I was listening to NPR a few weeks ago (I’m trying to seem cultured) and there was a story about a man who calls a Farmer’s Market in San Francisco his office. He sits there with an old school typewriter and sells instant poems to tourists and other passerbys. I think it’s brilliant. The poems he read were great and I remembered what an art poetry is. Good poetry. Unfortunately a lot of it’s bad. Really bad.
My writing has changed over the years, and I had my poetry phase. It started when I was six and ended at about 30. Not sure why, that’s just when some poets get started. Anyhow, I liked my poetry, and would let my numbers read them and they’d get turned on. Which was great. But I had talent. #50 did not.

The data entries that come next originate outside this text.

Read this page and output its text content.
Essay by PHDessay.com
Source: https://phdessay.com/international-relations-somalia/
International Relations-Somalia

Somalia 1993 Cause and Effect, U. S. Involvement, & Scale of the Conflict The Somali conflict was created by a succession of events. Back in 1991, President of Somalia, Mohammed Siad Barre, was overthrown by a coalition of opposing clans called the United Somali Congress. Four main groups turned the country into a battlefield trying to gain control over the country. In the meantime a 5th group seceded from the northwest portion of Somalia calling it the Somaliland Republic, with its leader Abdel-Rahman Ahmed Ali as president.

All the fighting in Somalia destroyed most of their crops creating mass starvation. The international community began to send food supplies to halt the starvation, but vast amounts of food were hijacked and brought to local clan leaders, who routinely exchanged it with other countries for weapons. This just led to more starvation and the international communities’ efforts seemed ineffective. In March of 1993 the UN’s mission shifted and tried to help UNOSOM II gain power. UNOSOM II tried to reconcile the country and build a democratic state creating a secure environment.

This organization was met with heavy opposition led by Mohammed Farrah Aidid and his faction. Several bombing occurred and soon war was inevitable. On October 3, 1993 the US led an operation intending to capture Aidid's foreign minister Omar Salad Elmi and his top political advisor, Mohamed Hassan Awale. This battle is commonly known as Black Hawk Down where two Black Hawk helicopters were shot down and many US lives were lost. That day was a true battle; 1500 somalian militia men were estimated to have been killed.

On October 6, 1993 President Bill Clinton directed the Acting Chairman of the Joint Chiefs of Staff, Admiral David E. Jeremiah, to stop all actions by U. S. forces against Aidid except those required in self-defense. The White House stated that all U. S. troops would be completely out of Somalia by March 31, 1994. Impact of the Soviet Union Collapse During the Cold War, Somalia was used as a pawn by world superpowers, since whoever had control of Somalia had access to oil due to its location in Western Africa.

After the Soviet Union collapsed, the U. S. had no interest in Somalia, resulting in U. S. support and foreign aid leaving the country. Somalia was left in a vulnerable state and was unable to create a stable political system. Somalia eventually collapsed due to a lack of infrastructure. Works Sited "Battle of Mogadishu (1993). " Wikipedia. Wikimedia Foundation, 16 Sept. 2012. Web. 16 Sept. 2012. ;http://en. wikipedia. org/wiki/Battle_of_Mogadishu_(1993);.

It came in the mail, written on a page of a map. He loved to travel and I thought it was very sweet. And then I read what he wrote. It was so syrupy, it was sticky. Horrible. He had just shit on an art form. Granted, he was a business guy, managed bands, but know your place. The closest he came to art was a signed Sarah McLaughlin CD Cover on his wall. If you’re going to write me a poem, it better be good. And this wasn’t.
So I told him. I did. I’m a bitch, I know. He was hurt. I didn’t care.
“I know you’re the poet, but I just, I felt this and had to write it down.”
I told him that he was better in bed than on paper and he should stick to that. He wanted to know if I appreciated the effort. I didn’t. But I had done enough damage for one night. I said, sure and took off my clothes. When I went home the next morning, I wrote him a poem to show him how it was done.
Moral of the story, my standards for men aren’t as high as my standards for poetry.